My ancestor’s name was “Moshe.” Why does the record say “Movsha”?
You will find many variations in spelling of the same name depending on whether the name was spelled in Yiddish, Hebrew, Russian, or Lithuanian. Most of our ancestors spoke Yiddish in their daily lives and prayed in Hebrew. But most of the official documents were in old Russian Cyrillic. Clerks transliterated their Yiddish names into Russian letters. Then, in our databases, we transliterate into English! There is information on the Translation, Transliteration, and Database Standards for the ALD as well as a Database of Lithuania Given Names on this website if you want to delve deeper into this topic.
I found records in the ALD for people with the same surname and shtetl as my family but I don’t recognize some of the given names. Is it likely these are relatives?
Depending on the size of the shtetls or town (as long as we’re not talking Kaunas or Vilnius here or maybe one of the bigger district-named cities), it’s highly likely you have found previously unknown relatives. It is best to keep the information from those records. You may have thought your great-grandfather had only one brother when, in fact, he had three brothers and two sisters. At a later date, you will probably receive other records that will enable you to verify who they were and which of your ancestors they were related to.

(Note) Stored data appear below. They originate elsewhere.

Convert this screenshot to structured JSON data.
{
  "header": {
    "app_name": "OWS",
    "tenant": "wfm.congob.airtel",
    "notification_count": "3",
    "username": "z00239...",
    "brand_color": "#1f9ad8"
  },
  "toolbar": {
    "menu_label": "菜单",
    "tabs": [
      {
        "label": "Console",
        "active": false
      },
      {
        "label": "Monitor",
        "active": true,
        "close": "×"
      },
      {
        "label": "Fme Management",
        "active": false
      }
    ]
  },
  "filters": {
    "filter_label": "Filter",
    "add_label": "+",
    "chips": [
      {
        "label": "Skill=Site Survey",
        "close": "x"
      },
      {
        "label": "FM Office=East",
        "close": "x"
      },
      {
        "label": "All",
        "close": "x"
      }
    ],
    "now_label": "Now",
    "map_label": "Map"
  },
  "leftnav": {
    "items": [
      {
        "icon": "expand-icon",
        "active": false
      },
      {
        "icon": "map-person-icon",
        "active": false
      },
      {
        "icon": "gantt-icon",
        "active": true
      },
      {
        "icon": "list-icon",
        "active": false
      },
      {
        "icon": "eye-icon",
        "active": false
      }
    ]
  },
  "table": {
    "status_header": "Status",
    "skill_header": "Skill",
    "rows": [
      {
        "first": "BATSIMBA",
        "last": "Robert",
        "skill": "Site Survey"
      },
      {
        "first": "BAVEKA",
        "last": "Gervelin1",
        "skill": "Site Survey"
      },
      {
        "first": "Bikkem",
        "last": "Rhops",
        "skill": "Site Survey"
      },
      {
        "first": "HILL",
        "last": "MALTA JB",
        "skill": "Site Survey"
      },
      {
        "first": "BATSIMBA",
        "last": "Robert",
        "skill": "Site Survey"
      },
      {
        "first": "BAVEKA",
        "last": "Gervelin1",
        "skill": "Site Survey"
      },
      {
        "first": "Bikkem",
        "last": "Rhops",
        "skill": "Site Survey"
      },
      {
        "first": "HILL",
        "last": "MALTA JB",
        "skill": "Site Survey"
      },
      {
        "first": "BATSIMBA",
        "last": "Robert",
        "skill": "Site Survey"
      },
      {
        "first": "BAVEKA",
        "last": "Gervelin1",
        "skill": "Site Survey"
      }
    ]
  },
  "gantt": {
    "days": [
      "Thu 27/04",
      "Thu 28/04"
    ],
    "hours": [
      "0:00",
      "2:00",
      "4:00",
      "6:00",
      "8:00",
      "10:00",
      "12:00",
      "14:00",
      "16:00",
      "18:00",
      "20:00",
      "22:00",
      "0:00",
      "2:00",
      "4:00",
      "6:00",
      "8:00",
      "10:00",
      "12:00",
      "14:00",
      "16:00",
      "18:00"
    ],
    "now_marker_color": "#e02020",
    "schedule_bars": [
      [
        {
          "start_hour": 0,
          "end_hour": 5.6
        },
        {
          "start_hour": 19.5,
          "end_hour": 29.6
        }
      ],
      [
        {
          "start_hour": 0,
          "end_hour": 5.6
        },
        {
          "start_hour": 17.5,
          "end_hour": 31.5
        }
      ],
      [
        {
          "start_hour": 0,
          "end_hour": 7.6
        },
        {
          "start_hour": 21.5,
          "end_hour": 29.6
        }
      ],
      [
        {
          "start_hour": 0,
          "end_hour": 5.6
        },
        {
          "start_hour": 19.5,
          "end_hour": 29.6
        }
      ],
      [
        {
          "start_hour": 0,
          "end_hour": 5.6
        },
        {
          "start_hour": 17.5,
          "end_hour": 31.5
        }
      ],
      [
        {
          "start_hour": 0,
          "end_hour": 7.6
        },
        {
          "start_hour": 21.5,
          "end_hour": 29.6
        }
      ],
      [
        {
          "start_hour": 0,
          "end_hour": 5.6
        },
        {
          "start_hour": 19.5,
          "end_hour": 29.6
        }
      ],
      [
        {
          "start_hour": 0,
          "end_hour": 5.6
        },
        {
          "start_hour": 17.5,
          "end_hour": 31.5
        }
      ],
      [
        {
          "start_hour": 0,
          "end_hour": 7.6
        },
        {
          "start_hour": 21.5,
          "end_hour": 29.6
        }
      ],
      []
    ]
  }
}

What is the meaning of “Age Last” on a Revision or Family List?
Usually, the "Age Last" refers to the previous MAJOR revision list, i.e., the 1858 list or the 1834 list. However, that is not always the case. Using an 1874 Family List as an example, for some towns additional lists were recorded for years between 1858 and 1874. The "Age Last" on the 1874 list could refer to the 1858 list but it could also refer to one of the additional lists. In some cases, those additional lists were destroyed and no longer exist so there is no way to check it out.
The archivists in the Lithuanian archives have very little confidence in the ages stated in the "Age Last" column because there is no way to know which previous list is referred to. An exception is, if the list states which year the "Age Last" refers to. this is rarely recorded but is present on some lists.
Where my ancestor was listed on a Revision List there is a notation that he was called to the army in a particular year, Section X, and a number. Can the archives find his Russian Army record from this information?
No. Recruitment Committee records do not exist in the Lithuanian archives. The Kaunas Archive has some personal files of men who tried to escape conscription, or had a legal reason to avoid military service, but these records are unindexed and the place of residence is not noted.